The last scatterplot we chose to produce is a bubble chart. We plotted expenditures per student against grade 4 math scores. Enrollment was used for bubble size, and dropout rate for bubble color.

scatter5

This plot shows a couple of interesting correlations. It shows a very clear positive correlation between expenditures per person and grade 4 math scores. Looking at how the bubbles get bigger further to the right shows how expenditures per student correlates positively with school size.

We thought this plot was interesting, so we recreated it in shiny. The aes mapping for ggplot used dropout rate for color, and enrollment rate for size.

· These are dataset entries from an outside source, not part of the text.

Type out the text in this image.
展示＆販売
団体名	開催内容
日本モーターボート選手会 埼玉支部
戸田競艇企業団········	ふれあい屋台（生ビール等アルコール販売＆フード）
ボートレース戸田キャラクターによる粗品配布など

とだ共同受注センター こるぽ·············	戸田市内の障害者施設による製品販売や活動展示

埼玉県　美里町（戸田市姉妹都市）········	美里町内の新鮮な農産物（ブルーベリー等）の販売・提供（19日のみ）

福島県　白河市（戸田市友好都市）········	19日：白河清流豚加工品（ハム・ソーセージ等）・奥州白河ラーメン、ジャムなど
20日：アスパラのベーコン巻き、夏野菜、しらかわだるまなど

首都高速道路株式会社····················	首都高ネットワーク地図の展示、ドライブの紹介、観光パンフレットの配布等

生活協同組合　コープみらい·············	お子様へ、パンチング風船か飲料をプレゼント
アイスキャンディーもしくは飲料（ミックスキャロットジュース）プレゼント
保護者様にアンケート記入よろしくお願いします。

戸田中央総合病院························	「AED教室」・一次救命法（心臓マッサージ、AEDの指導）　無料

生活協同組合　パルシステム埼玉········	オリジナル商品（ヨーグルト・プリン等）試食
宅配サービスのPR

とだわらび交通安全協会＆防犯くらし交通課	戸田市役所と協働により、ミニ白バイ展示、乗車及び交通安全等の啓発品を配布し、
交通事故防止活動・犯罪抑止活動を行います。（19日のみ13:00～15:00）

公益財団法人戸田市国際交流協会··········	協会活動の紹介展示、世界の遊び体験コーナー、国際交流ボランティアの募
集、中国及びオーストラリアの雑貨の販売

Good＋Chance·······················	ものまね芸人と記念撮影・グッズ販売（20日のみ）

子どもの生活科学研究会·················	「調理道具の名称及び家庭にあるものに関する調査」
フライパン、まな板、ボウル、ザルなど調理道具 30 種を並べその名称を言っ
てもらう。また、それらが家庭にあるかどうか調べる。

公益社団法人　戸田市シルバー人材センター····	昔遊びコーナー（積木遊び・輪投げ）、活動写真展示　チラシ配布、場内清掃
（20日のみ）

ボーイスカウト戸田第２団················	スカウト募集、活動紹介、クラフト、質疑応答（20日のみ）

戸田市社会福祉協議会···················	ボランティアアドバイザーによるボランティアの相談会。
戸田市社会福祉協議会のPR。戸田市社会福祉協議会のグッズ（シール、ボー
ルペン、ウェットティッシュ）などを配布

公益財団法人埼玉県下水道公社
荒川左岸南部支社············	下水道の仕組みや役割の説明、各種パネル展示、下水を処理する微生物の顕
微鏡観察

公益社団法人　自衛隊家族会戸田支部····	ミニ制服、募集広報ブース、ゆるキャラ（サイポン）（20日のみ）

plot1 <- ggplot(df,aes(x=as.numeric(as.character(REXPP)),y=as.numeric(as.character(MATH4)),color=as.numeric(as.character(DROPOUT)),size=as.numeric(as.character(ENROL)))) +
  geom_point(shape=1) +
  labs(x="Expenditures Per Puplil",y="4th Grade Math Scores")

Crosstab Visualization

Seeing as our data had so few dimensions, we didn't have much to work with in the way of crosstabs and barcharts. We started with a crosstab for year and intermediate district, using deltamath as the mark. We used a KPI for showing whether deltamath was positive or negative in a given year, giving a rough measure of whether or not that district improves students math scores over time.

crosstab

It's pretty clear that most districts have a negative deltamath value. There wasn't much more to be done with this crosstab, and we didn't find it particularly interesting, so we chose to exclude it from our shiny visualizations.

Barchart Visualization

We tried a barchart on district ID for each of our math score metrics, plotting a reference line for each.

barchart

Unfortunately, given there are over 3000 districts, this barchart is cumbersome, and not particularly useful, so we saw no reason to include it in our Shiny visualization.